The Internal Revenue Service offers all taxpayers the choice of claiming the standard deduction or the sum of all itemized deductions. One itemized deduction is the amount you paid in property taxes. Many cities and states impose real estate taxes on land. If you itemize your deductions, you can use your real estate taxes to reduce your tax liability. However, unless the sum of your itemized deductions exceeds your standard deduction, you should forgo the property tax deduction.
Things You'll Need
- Schedule A
- Form 1040
Divide the number of days you owned the property by 365 to find the portion of the real estate taxes levied on the property you can deduct if you did not own the property for the entire year. If you did own the property for the entire year, the entire amount is deductible, so skip to Step 3. For example, if you owned the property for 140 days, divide 140 by 365 to get 0.3835616438356164.

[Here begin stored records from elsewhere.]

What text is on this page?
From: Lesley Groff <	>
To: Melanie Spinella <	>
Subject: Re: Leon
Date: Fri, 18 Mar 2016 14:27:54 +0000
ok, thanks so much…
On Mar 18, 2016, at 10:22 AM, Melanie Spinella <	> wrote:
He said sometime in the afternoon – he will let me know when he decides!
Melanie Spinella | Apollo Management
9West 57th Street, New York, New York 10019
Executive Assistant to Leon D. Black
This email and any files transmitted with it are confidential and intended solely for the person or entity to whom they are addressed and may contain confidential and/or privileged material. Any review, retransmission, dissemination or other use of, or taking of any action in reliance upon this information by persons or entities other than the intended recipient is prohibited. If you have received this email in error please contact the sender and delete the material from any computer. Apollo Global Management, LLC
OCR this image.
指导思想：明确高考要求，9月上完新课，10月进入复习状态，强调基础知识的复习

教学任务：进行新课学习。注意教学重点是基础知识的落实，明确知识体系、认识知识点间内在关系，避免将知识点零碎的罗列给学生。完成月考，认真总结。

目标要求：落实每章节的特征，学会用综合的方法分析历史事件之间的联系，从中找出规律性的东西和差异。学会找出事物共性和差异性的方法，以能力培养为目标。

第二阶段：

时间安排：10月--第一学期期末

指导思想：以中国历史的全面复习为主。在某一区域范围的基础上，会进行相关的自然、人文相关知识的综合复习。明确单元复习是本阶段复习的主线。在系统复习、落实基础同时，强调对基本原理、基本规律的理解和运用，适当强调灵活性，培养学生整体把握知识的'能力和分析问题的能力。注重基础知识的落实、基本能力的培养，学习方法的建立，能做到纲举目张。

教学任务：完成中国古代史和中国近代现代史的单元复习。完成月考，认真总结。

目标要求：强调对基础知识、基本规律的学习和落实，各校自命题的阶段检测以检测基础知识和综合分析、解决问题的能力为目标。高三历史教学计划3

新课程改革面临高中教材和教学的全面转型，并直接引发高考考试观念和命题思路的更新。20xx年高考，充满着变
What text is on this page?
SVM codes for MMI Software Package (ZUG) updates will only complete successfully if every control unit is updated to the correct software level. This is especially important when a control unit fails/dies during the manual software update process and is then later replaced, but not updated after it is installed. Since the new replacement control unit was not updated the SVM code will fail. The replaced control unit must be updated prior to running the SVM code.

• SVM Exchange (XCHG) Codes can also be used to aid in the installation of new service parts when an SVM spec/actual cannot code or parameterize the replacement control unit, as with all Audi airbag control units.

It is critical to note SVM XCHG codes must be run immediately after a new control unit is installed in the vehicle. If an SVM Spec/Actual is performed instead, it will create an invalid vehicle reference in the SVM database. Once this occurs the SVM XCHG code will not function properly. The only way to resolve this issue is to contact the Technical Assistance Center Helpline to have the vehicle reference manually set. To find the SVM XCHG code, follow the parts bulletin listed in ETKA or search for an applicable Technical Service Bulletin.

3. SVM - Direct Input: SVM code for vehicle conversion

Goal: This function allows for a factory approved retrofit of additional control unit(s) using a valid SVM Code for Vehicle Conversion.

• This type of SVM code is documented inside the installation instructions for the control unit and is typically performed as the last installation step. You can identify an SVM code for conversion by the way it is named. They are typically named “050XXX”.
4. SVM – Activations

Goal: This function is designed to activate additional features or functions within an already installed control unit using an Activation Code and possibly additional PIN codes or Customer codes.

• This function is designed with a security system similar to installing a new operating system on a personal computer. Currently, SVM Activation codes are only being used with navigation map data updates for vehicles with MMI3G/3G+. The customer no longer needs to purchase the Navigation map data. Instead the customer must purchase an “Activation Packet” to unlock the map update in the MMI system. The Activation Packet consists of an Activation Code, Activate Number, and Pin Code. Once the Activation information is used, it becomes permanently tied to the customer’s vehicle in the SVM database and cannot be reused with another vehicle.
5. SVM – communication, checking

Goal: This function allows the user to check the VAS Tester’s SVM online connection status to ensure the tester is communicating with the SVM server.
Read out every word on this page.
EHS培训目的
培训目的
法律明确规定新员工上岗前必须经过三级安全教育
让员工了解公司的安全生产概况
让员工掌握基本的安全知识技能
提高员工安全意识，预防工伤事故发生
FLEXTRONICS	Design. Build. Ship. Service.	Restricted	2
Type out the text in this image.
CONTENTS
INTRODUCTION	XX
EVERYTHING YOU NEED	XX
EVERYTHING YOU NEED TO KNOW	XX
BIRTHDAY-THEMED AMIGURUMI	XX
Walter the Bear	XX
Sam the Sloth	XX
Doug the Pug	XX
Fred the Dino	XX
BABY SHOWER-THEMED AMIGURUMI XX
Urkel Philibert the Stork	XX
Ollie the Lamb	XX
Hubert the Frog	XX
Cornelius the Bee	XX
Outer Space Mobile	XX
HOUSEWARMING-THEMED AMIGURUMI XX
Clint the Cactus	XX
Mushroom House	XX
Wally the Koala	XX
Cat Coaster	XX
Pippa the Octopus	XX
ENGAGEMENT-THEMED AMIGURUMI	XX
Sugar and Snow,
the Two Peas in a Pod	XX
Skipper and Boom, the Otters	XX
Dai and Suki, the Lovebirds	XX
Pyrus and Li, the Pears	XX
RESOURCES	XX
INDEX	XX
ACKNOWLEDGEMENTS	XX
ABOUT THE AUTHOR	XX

Multiply the Step 1 result by the real estate taxes on the property for the entire year to find your deduction for real estate taxes. For this example, if the total real estate taxes for the year equals $4,000, multiply $4,000 by 0.3835616438356164 to find you can deduct $1,534.25.
Report the amount of deductible real estate taxes on line 6 of Schedule A. This amount, plus your other itemized deductions, will be subtracted from your taxable income.
File your taxes with Form 1040 and report the total of your itemized deductions, including the property tax deduction, on line 40. This amount decreases your taxable income.